In theory, most property owners affected by a condemnation project would probably rather see the project go somewhere else or, at the least, avoid having to take their property. By the time they hire an attorney, property owners are generally resigned to the inevitability of the project, and their focus has shifted to the more practical issue of compensation. As mentioned above, however, there are instances where the client property owner’s primary goal is to defeat the taking. When this situation arises, it can present a number of ethical issues for the condemnation lawyer.
Most of these issues relate to the management of the client’s expectations. The client needs to understand that the trial court’s discretion to second guess a condemning authority’s determination of public necessity and authorization to condemn is limited. While it is true that the condemning authority has less discretion in failing to follow the statutory procedures for a condemnation case, a dismissal under these circumstances will generally be followed by a subsequent condemnation lacking whatever procedural infirmity resulted in the initial dismissal. This does not accomplish the client’s goal of avoiding the eventual acquisition of its property. Moreover, if the attorney charges the client for his time incurred, the fees and expenses in a full-blown challenge to the right to condemn can be substantial, potentially exceeding the amount of compensation that the property owner stands to recover if the challenge is unsuccessful. If the attorney has a contingent fee arrangement that fails to address how a challenge to the right to condemn will be handled, the attorney may be forced to pursue the challenge with the only hope of recovering his time in the case coming from the condemning authority in the unlikely event that the challenge is successful. This situation can lead to an unacceptable tension between the attorney’s obligation to his client to accomplish its aims and his own self-interest in avoiding a potential sinkhole of time and opportunity cost.

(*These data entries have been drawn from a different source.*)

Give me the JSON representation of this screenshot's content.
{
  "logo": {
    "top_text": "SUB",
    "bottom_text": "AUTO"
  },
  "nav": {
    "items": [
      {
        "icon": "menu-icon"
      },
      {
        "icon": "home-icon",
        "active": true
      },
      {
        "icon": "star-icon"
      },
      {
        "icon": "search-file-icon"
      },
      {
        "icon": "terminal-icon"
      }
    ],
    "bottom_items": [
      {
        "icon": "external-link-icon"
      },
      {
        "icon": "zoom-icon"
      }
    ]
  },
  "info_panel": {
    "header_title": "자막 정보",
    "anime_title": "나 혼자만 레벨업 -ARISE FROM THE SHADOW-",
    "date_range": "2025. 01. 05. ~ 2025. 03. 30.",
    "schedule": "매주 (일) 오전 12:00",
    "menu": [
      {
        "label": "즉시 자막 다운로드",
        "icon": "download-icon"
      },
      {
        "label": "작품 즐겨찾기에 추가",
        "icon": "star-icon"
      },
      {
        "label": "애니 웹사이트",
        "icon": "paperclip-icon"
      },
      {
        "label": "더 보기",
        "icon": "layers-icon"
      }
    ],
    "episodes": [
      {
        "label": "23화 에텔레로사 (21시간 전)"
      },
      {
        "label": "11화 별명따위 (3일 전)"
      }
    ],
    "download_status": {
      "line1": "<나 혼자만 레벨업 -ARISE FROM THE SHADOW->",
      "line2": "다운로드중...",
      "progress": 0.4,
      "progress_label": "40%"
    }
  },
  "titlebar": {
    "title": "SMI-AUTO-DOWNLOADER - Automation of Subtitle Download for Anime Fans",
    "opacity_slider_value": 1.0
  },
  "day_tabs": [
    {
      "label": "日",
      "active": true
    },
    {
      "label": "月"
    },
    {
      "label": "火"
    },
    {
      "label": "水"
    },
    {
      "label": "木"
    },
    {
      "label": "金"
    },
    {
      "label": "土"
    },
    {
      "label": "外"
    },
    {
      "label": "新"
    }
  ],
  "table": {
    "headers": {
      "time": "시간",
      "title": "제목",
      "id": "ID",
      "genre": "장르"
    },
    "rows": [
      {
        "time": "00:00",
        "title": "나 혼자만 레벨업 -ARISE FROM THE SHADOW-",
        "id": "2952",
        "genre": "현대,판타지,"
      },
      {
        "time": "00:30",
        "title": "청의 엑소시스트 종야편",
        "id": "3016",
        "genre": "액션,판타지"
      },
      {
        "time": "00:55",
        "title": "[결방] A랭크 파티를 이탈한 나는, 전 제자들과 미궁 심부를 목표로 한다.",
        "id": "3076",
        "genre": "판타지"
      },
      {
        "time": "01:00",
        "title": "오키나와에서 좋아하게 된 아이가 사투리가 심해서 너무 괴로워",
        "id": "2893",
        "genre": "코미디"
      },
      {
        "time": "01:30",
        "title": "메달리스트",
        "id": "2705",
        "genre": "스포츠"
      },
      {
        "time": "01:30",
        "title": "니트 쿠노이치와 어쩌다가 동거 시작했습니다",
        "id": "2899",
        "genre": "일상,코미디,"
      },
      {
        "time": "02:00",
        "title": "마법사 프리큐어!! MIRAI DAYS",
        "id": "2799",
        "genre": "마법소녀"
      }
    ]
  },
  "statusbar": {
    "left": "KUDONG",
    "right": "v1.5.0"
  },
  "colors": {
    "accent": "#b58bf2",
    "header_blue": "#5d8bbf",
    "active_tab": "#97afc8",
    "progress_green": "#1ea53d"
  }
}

The attorney representing a property owner must work hard to ensure his client has a reasonable expectation of what can be accomplished in terms of challenging the right to take. An unsuccessful challenge to the condemnation, with its attendant fees and expenses, can vitiate the overarching purpose behind the constitutional guarantee that property will not be taken for a public purpose without adequate compensation being paid. Money is fungible, and every dollar spent by the property owner, either in challenging the right to take or in attempting to obtain the compensation to which it is entitled, is a dollar that is deducted from its ultimate recovery and, accordingly, just compensation. Where appropriate, the property owner’s counsel has an obligation to pursue a challenge to the condemning authority’s right to take. The decision to do so, however, should be entered into only after careful consideration by the attorney and full disclosure of the potential cost to the client and a realistic assessment of the likelihood that the challenge will not be sustained.